Hansen continued to get more involved on campus. He took honors classes, where he completed extra assignments and projects. He worked as a supplemental instructor and tutor in various subjects, such as political science, anthropology and history. He served as president of the Amnesty International Club, educating the student body on global humanitarian issues. He also held events on campus, such as a religious debate and a question and answer session with Congressman Dr. Raul Ruiz, D-Palm Desert.
Erik Ozolins, co-director of the Honors Enrichment Program and professor and chair of anthropology at MJSC, was one of Hansen's mentors. He remembers Hansen as a dedicated and focused student.

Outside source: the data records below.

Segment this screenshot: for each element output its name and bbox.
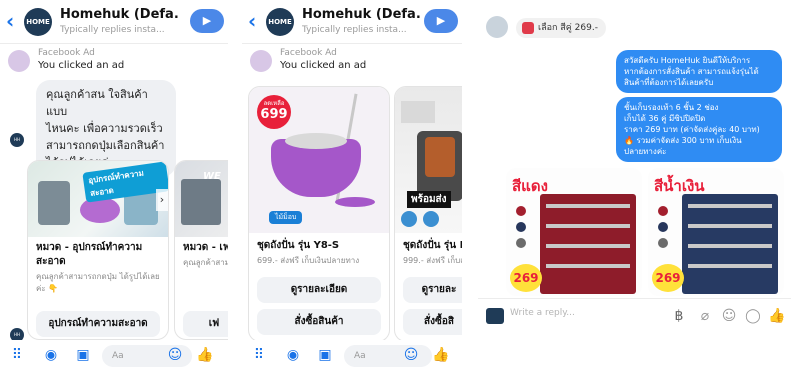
grid-menu-icon[interactable]: ⠿ <box>8 346 26 364</box>
screenshot-collage: ‹ HOME Homehuk (Defa... Typically replie… <box>0 0 791 370</box>
product-image-red[interactable]: สีแดง 269 <box>506 168 642 296</box>
card-title: หมวด - เฟ <box>183 242 228 253</box>
camera-icon[interactable]: ◉ <box>42 346 60 364</box>
details-button[interactable]: ดูรายละเอียด <box>257 277 381 303</box>
avatar: HH <box>10 133 24 147</box>
avatar <box>486 16 508 38</box>
video-call-icon[interactable]: ▶ <box>190 9 224 33</box>
quick-reply-chip[interactable]: เลือก สีคู่ 269.- <box>516 18 606 38</box>
back-icon[interactable]: ‹ <box>248 11 262 31</box>
like-icon[interactable]: 👍 <box>196 346 214 364</box>
product-image: อุปกรณ์ทำความสะอาด <box>28 161 168 237</box>
chat-panel-categories: ‹ HOME Homehuk (Defa... Typically replie… <box>0 0 228 370</box>
ad-label: Facebook Ad <box>280 48 337 58</box>
product-image: พร้อมส่ง <box>395 87 462 233</box>
image-badge: ไม้ม็อบ <box>269 211 303 224</box>
grid-menu-icon[interactable]: ⠿ <box>250 346 268 364</box>
page-subtitle: Typically replies insta... <box>302 25 407 35</box>
card-subtitle: 999.- ส่งฟรี เก็บเ <box>403 256 462 265</box>
chat-header: ‹ HOME Homehuk (Defa... Typically replie… <box>242 0 462 44</box>
chat-header: ‹ HOME Homehuk (Defa... Typically replie… <box>0 0 228 44</box>
image-icon[interactable]: ▣ <box>74 346 92 364</box>
details-button[interactable]: ดูรายละ <box>403 277 462 303</box>
order-button[interactable]: สั่งซื้อสิ <box>403 309 462 335</box>
outgoing-message: ชั้นเก็บรองเท้า 6 ชั้น 2 ช่อง เก็บได้ 36… <box>616 97 782 162</box>
composer-bar: ⠿ ◉ ▣ Aa ☺ 👍 <box>242 340 462 370</box>
category-card[interactable]: WE หมวด - เฟ คุณลูกค้าสามารถ เฟ <box>174 160 228 340</box>
outgoing-message: สวัสดีครับ HomeHuk ยินดีให้บริการ หากต้อ… <box>616 50 782 93</box>
image-icon[interactable]: ▣ <box>316 346 334 364</box>
emoji-icon[interactable]: ☺ <box>402 346 420 364</box>
chat-panel-products: ‹ HOME Homehuk (Defa... Typically replie… <box>242 0 462 370</box>
composer-bar: Write a reply... ฿ ⌀ ☺ ◯ 👍 <box>478 298 791 332</box>
card-subtitle: คุณลูกค้าสามารถกดปุ่ม ได้รูปได้เลยค่ะ 👇 <box>36 272 160 293</box>
page-name[interactable]: Homehuk (Defa... <box>302 7 420 22</box>
avatar <box>250 50 272 72</box>
back-icon[interactable]: ‹ <box>6 11 20 31</box>
card-title: ชุดถังปั่น รุ่น Pr <box>403 240 462 251</box>
category-button[interactable]: อุปกรณ์ทำความสะอาด <box>36 311 160 337</box>
product-image: WE <box>175 161 228 237</box>
chat-panel-shoe-rack: เลือก สีคู่ 269.- สวัสดีครับ HomeHuk ยิน… <box>478 0 791 370</box>
product-card[interactable]: ลดเหลือ 699 ไม้ม็อบ ชุดถังปั่น รุ่น Y8-S… <box>248 86 390 342</box>
order-button[interactable]: สั่งซื้อสินค้า <box>257 309 381 335</box>
product-image: ลดเหลือ 699 ไม้ม็อบ <box>249 87 389 233</box>
emoji-icon[interactable]: ☺ <box>720 307 738 325</box>
avatar[interactable]: HOME <box>24 8 52 36</box>
tag-icon <box>522 22 534 34</box>
category-card[interactable]: อุปกรณ์ทำความสะอาด › หมวด - อุปกรณ์ทำควา… <box>27 160 169 340</box>
currency-icon[interactable]: ฿ <box>670 307 688 325</box>
card-subtitle: 699.- ส่งฟรี เก็บเงินปลายทาง <box>257 256 360 265</box>
avatar[interactable]: HOME <box>266 8 294 36</box>
price-badge: 269 <box>510 264 542 292</box>
product-card[interactable]: พร้อมส่ง ชุดถังปั่น รุ่น Pr 999.- ส่งฟรี… <box>394 86 462 342</box>
price-badge: ลดเหลือ 699 <box>257 95 291 129</box>
attachment-icon[interactable]: ⌀ <box>696 307 714 325</box>
card-title: ชุดถังปั่น รุ่น Y8-S <box>257 240 340 251</box>
avatar <box>486 308 504 324</box>
price-badge: 269 <box>652 264 684 292</box>
ad-notice: Facebook Ad You clicked an ad <box>242 46 462 74</box>
ad-text: You clicked an ad <box>280 60 367 71</box>
product-image-blue[interactable]: สีน้ำเงิน 269 <box>648 168 784 296</box>
ad-label: Facebook Ad <box>38 48 95 58</box>
image-badge: พร้อมส่ง <box>407 191 451 208</box>
ad-text: You clicked an ad <box>38 60 125 71</box>
page-name[interactable]: Homehuk (Defa... <box>60 7 178 22</box>
chevron-right-icon[interactable]: › <box>156 189 168 211</box>
video-call-icon[interactable]: ▶ <box>424 9 458 33</box>
like-icon[interactable]: 👍 <box>432 346 450 364</box>
ad-notice: Facebook Ad You clicked an ad <box>0 46 228 74</box>
page-subtitle: Typically replies insta... <box>60 25 165 35</box>
like-icon[interactable]: 👍 <box>768 307 786 325</box>
composer-bar: ⠿ ◉ ▣ Aa ☺ 👍 <box>0 340 228 370</box>
card-title: หมวด - อุปกรณ์ทำความสะอาด <box>36 242 143 267</box>
reply-input[interactable]: Write a reply... <box>510 308 575 318</box>
camera-icon[interactable]: ◉ <box>284 346 302 364</box>
sticker-icon[interactable]: ◯ <box>744 307 762 325</box>
emoji-icon[interactable]: ☺ <box>166 346 184 364</box>
avatar <box>8 50 30 72</box>
card-subtitle: คุณลูกค้าสามารถ <box>183 258 228 267</box>
category-button[interactable]: เฟ <box>183 311 228 337</box>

"Aaron is an excellent student," he said. "He was always prepared in my classes and ready to discuss or to absorb the material."
Ozolins also appreciated how Hansen never waited until the last minute to write a paper, like many college students are inclined to do.
"He would always get a jump start on any assignment," he said. "For the honors paper due at the end of the semester, he would have a completed rough draft at least a month early."
Hansen's hard work eventually paid off. During his last year at MJSC, he was chosen as a recipient of the prestigious Jack Kent Cooke Scholarship. Now, the foundation will pay him up to $30,000 a year to attend Columbia University.
Although he was also accepted to top universities in California, Hansen said he chose Columbia because he wants to be a writer, focusing on history or current events. Because New York City is the publishing capitol of the world, he decided to go for it.
"It's kind of like my last chance. It's either go to school and do well, or go to school and do OK and get a decent job," he said. "But I never wanted to settle for mediocrity. I want to do well."
It might've taken him longer than usual to graduate from community college, but the time has helped Hansen grow. He's gone from not wanting to go to school, to believing that education is for everybody. He's gone from someone who hated to read, to a student who reads voraciously. He's also gone from lazy to reliable.
He's happy with the differences he's made in his life, but knows he'll have to work even harder at Columbia.
"I don't think I've reached my potential. I think we all have unlimited potential," he said. "I'm just going to keep going and push myself."